People are using it for all kinds of other stuff, C/C++, Rust, Golang, embedded. And of course if you push it to use a particular tool/framework you usually won't get much argument from it.
"We use PostgreSQL" reads as a soft preference. The model weighs it against whatever it thinks is optimal and decides you'd be better off with Supabase.
"NEVER create accounts for external databases. All persistence uses the existing PostgreSQL instance. If you're about to recommend a new service, stop." actually sticks.
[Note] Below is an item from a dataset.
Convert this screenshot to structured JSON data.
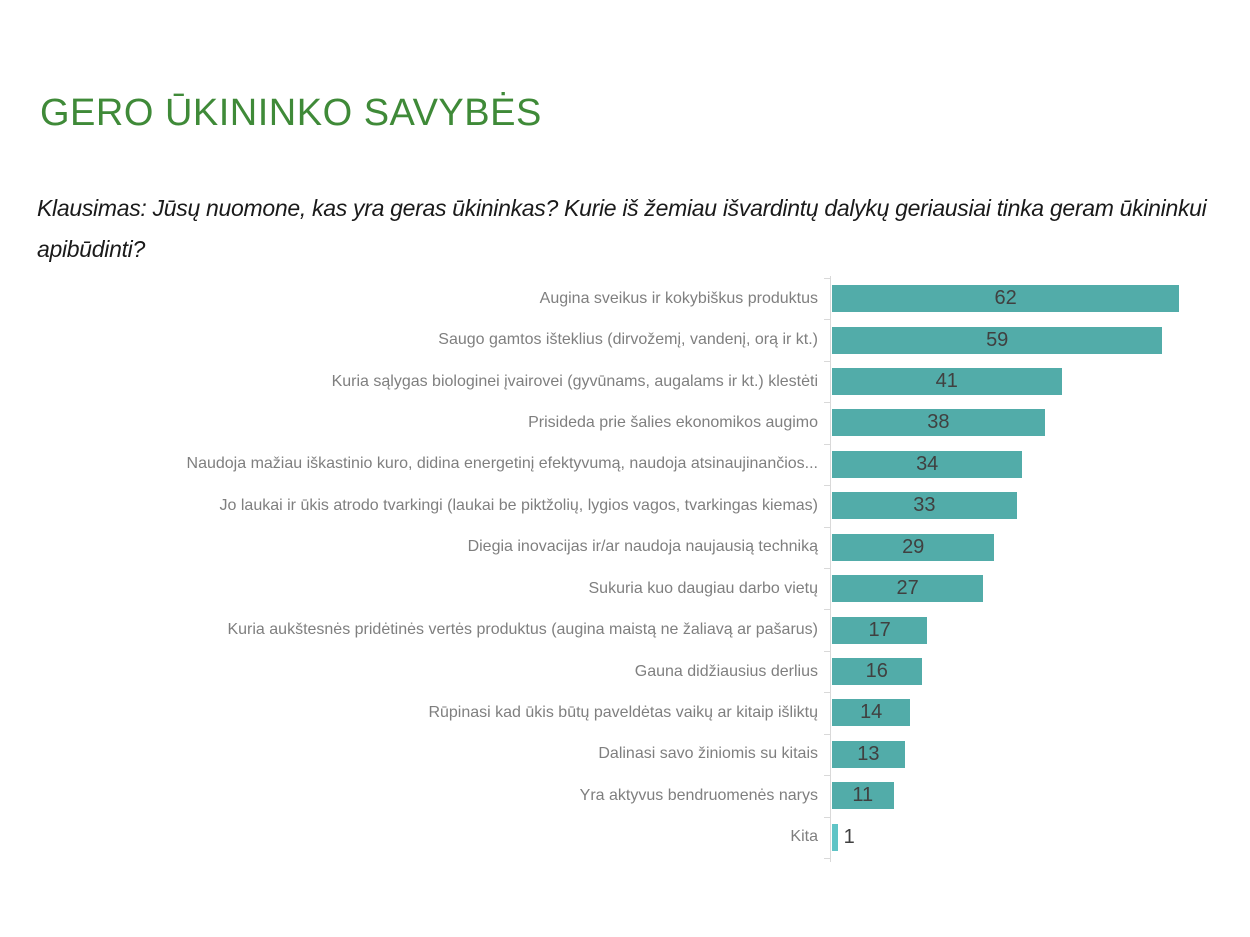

The pattern that works: imperative prohibitions with specific reasoning. "Do not use Redis because we run a single node and pg_notify covers our pubsub needs" gives enough context that it won't reinvent the decision every session.
Your AGENTS.md should read less like a README and more like a linter config. Bullet points with DO/DON'T rules, not prose descriptions of your stack.
Given my own experience futilely fighting with Claude/Codex/OpenCode to follow AGENTS.MD/CLAUDE.MD/etc with different techniques that each purport to solve the problem, I think the better explanation really is that they just don't work reliably enough to depend on to enforce rules.
But you're right that "better" isn't "reliable." In practice it went from "constantly ignored" to "followed maybe 80% of the time." The remaining 20% is the model encountering situations where it decides the instruction doesn't apply to this specific case.
Honest answer is probably somewhere between "they don't work" and "write them right and you're fine." They raise the floor but don't guarantee anything. I still use them because 80% beats 20%, but I wouldn't bet production correctness on them.
Good - all of them have a horrible developer experience.
Final straw for me was trying to put GHA runners in my Azure virtual net and spent 2 weeks on it.
Interesting that tailwind won out decisively in their niche, but still has seen the business ravaged by LLMs.
Especially with all the no-code app building tools like Lovable which deal with potential security issues of an LLM running wild on a server, by only allowing it to build client-side React+Vite app using Supabase JWT.
I guess at least Opus can help you muddle through GHA being so crappy.
And by setup I mean, integration and account creation. You don't have to do it. You already have a git repo, just add some yaml, and bobs your uncle.
Furthermore, what's the point of "no tools named"? Why would I restrict myself like that? If I put "use Nodejs, Hono, TypeScript and use Hono's html helper to generate HTML on the server like its 2010, write custom CSS, minimize client-side JS, no Tailwind" in CLAUDE.md, it happily follows this.
Let's say some Doctor decides to vibecode an app on the weekend, with next to 0 exposure to software development until she started hearing about how easy it was to create software with these tools. She makes incredible progress and is delighted in how well it works, but as she considers actually opening it up the world she keeps running into issues. How do I know this is secure? How do I keep this maintained and running?
I want to be in a position where she can find me to get professional help, so it's very helpful to know what stacks these kinds of apps are being built in.
I think that makes coding agent choices extremely suspect, like i don't really care what it uses as long as what's produced works and functions inline with my expectations. I can totally see companies paying Anthropic to promote their tool of choice to the top of claudecodes preferences. After thinking about it, i'm not sure if that's a problem or not. I don't really care what it uses as long as my requirements (all of them) are met.
There are vibe coders out there that don't know anything about coding.